Nadya teaches English at Archangel Medical College. While she was here, she was pleased to visit the nursing program at Kennebec Valley Community College in Fairfield, where she met the director, toured the facility, and got a demonstration of high tech patient mannequins that can talk, mimic symptoms of various maladies, and even die!

Our younger visitor is a 16-year-old student in the tenth grade at School #18 in Kotlas, where she earns excellent grades. She also studies piano at Gamma, a city-founded school that offers after school classes in art, music, and dance to around 1,000 Kotlas pupils from ages 4 to 15. Dasha loves crafts, especially making pictures from straw. She studied the technique for four years at the House of Children's Creativity, the Kotlas analog to the Waterville's Alfond Youth Center.

Nadya Perepyolkina and Jessica Garrett at Harvard.

Nadya Perepyolkina and Jessica Garrett at Harvard in Cambridge, Mass. in March 2007. Click the photo to enlarge it.

Dasha also loves to travel and has backpacked in the mountains. Her parents would like her to follow in their path into medicine — her mother is a doctor and her father is a dentist — but right now she is leaning toward a profession "connecting with foreign languages." She is already quite good in English. She has one more year of school in Kotlas, after which she hopes to attend university in St. Petersburg.

For both Dasha and Nadya, the highlight of their visit was seeing the Atlantic Ocean. Neither had seen an ocean before. "[It] was so exciting," Dasha said, "I can't even describe my feelings."
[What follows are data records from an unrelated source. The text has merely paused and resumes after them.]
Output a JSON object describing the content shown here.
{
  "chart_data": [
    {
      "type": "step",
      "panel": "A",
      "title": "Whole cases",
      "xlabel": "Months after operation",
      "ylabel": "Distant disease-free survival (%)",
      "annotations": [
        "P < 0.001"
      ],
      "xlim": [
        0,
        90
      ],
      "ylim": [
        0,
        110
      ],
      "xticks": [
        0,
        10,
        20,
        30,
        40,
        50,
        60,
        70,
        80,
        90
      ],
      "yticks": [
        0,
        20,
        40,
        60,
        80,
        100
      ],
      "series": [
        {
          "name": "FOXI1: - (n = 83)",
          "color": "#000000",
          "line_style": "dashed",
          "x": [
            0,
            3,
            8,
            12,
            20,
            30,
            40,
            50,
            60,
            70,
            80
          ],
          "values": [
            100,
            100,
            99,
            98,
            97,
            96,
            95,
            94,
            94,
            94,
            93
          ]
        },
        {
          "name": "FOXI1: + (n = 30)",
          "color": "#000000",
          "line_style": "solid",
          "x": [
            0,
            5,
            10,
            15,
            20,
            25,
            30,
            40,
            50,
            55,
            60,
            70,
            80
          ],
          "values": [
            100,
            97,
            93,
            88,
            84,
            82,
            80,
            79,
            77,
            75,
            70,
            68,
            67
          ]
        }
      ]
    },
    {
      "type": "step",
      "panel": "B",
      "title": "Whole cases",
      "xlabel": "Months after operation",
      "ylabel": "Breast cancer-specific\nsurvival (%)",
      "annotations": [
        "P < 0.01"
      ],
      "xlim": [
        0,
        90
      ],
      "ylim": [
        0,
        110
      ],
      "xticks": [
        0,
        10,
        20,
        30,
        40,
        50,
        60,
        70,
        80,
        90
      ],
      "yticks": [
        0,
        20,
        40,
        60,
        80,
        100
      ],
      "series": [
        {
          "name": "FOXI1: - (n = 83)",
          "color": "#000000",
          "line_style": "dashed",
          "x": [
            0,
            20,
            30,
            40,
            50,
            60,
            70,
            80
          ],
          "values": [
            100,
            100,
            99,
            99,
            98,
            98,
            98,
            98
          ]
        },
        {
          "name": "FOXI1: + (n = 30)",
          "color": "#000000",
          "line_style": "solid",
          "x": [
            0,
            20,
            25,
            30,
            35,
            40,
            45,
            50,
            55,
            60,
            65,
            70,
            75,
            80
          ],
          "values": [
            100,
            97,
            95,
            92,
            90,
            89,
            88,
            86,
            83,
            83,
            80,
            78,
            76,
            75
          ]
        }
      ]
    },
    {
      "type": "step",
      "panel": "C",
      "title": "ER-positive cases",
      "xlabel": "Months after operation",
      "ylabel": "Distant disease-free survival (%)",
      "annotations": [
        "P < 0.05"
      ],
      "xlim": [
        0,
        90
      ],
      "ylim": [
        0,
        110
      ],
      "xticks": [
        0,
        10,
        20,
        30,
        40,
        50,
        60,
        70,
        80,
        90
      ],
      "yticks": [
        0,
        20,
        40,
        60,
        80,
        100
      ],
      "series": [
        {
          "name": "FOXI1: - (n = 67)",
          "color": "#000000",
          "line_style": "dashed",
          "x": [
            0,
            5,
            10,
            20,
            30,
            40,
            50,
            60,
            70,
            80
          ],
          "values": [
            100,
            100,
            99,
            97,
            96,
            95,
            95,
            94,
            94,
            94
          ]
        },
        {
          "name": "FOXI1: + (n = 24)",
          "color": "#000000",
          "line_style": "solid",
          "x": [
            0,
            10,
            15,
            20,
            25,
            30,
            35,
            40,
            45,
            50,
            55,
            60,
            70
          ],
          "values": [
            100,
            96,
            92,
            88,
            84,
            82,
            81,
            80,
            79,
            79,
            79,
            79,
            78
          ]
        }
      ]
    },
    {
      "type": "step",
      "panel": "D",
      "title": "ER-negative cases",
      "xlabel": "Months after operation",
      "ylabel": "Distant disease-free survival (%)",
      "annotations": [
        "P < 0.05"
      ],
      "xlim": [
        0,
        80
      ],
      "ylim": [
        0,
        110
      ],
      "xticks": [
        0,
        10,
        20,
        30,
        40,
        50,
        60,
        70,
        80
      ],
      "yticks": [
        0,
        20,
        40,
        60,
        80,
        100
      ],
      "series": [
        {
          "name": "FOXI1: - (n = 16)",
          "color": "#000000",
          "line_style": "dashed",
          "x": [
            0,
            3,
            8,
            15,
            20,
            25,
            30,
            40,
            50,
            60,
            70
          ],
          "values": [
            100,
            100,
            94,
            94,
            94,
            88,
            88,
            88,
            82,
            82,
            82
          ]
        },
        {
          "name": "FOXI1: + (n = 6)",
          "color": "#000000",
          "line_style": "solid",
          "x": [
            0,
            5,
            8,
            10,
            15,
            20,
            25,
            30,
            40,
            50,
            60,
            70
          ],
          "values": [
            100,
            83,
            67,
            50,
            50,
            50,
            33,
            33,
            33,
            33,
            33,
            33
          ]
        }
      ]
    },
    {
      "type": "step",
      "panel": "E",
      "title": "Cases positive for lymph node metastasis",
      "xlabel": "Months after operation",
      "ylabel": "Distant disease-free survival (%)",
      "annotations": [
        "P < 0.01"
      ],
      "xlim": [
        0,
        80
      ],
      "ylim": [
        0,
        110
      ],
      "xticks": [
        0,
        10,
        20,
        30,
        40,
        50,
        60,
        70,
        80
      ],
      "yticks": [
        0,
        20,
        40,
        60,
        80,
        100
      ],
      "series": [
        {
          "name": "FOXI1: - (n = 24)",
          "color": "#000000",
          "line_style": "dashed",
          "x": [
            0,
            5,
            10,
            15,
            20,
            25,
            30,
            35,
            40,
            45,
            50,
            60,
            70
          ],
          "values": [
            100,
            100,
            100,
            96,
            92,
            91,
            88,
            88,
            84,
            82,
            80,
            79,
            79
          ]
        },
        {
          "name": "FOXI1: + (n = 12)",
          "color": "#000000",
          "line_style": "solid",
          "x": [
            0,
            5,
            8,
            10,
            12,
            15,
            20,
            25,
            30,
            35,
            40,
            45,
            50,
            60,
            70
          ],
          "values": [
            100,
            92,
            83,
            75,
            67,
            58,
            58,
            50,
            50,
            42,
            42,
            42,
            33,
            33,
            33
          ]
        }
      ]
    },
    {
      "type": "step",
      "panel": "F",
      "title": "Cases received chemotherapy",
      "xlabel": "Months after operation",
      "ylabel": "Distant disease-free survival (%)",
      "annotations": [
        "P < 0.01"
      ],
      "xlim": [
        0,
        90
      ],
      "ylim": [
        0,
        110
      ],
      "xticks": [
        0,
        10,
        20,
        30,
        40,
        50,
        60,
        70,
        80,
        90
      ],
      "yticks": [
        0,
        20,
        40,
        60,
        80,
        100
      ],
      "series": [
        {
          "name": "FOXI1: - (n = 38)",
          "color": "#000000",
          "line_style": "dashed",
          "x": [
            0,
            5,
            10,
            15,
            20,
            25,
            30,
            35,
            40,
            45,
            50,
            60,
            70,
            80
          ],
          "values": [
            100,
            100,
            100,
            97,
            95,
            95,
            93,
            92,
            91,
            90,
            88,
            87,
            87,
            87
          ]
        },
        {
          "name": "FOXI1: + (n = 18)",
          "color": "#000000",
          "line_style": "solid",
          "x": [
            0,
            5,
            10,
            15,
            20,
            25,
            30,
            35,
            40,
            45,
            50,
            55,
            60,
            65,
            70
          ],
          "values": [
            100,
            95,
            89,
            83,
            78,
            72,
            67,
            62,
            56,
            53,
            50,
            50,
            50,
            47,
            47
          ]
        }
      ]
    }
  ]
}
On their return to Russia, both took part in American Sampler on April 15. Now in its third year, American Sampler is a program on American culture for Kotlas school children. It is based upon our own Russian Sampler and is organized by the Waterville Committee, the Kotlas Connection's counterpart in Kotlas.

The Kotlas Connection is grateful to all who helped make the visit of Nadya and Dasha so memorable for them. We especially thank their host families: Mary Ellen and Neill Miner of Augusta and Joe and Mary Ann Couture of Sidney and their children.